Developing a More Systematic Approach to Watching and Waiting
Time is an essential means of managing risk in primary care. A general practitioner may know from the presenting symptoms that there is a small chance that this is a cancer or other serious complaint; but to refer everyone with such symptoms is neither feasible nor good practice. Instead, they ask the patient to watch and to monitor any change. The use of time is central to the doctor's routines and practice management. Over time diseases and circumstances evolve and a problem encountered at one time will not be the same at a later point. Taking more time solves many health problems in general practice; some will simply resolve, regardless of the diagnosis or intervention, while others will manifest a much clearer symptom pattern. In a significant number of cases, the best way to deal with a situation is just to monitor its development and refrain from clinical intervention. Waiting is paradoxically often more valuable than acting immediately, provided both patient and doctor collaborate in the monitoring of symptoms and trust is maintained on either side. While this strategy is well known and implicitly accepted by both doctors and patients the use of time as a strategy for management has seldom been explicitly studied.
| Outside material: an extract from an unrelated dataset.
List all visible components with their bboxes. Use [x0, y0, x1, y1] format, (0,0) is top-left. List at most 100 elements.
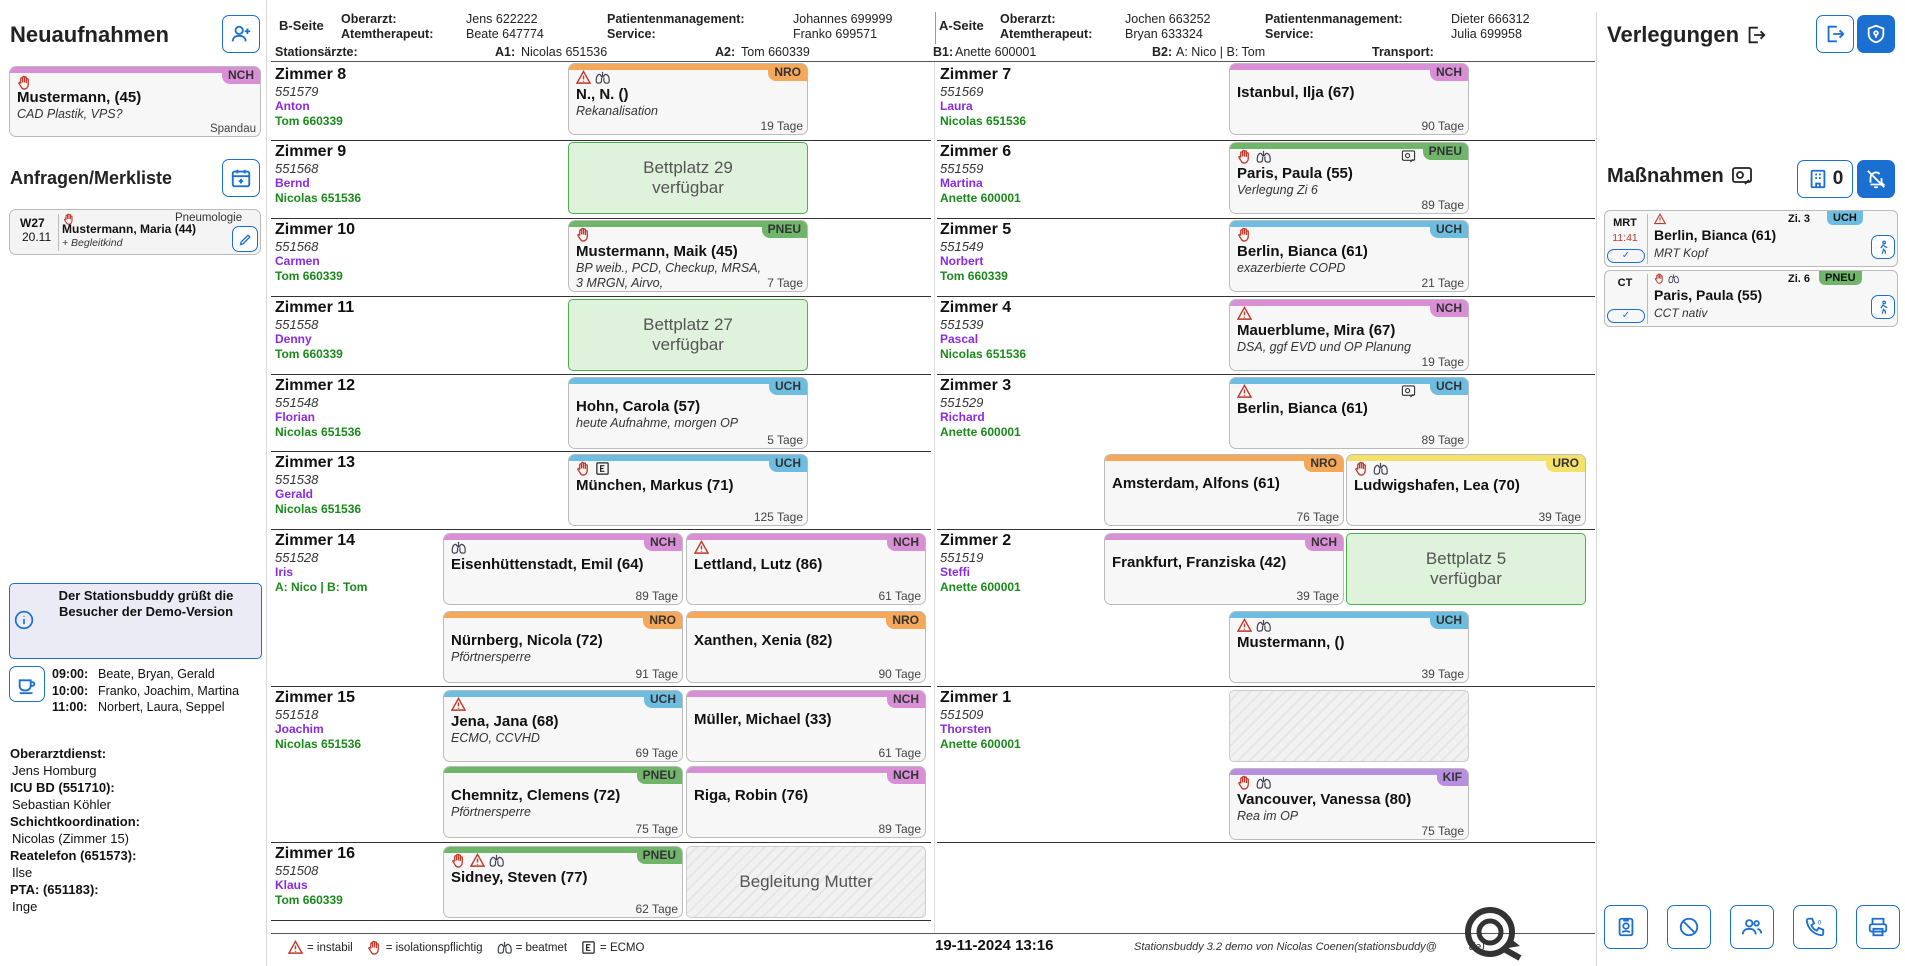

The development of the Tempos Framework (Amalberti and Brami 2012) reflects the importance of time management in primary care. Five time scales termed 'Tempos' requiring parallel processing by GPs are distinguished in the framework: (1) disease's Tempo (unexpected rapid evolutions, slow reaction to treatment); (2) office's Tempo (day-to-day agenda and interruptions); (3) patient's Tempo (time to express symptoms, compliance, emotion); (4) system's Tempo (time for appointments, exams, and feedback) and (5) physician's Tempo (time to access knowledge). This framework (Table 9.1) may serve as a basis for detecting adverse events and recovery, as well as improving adverse event analysis (see Chap. 6).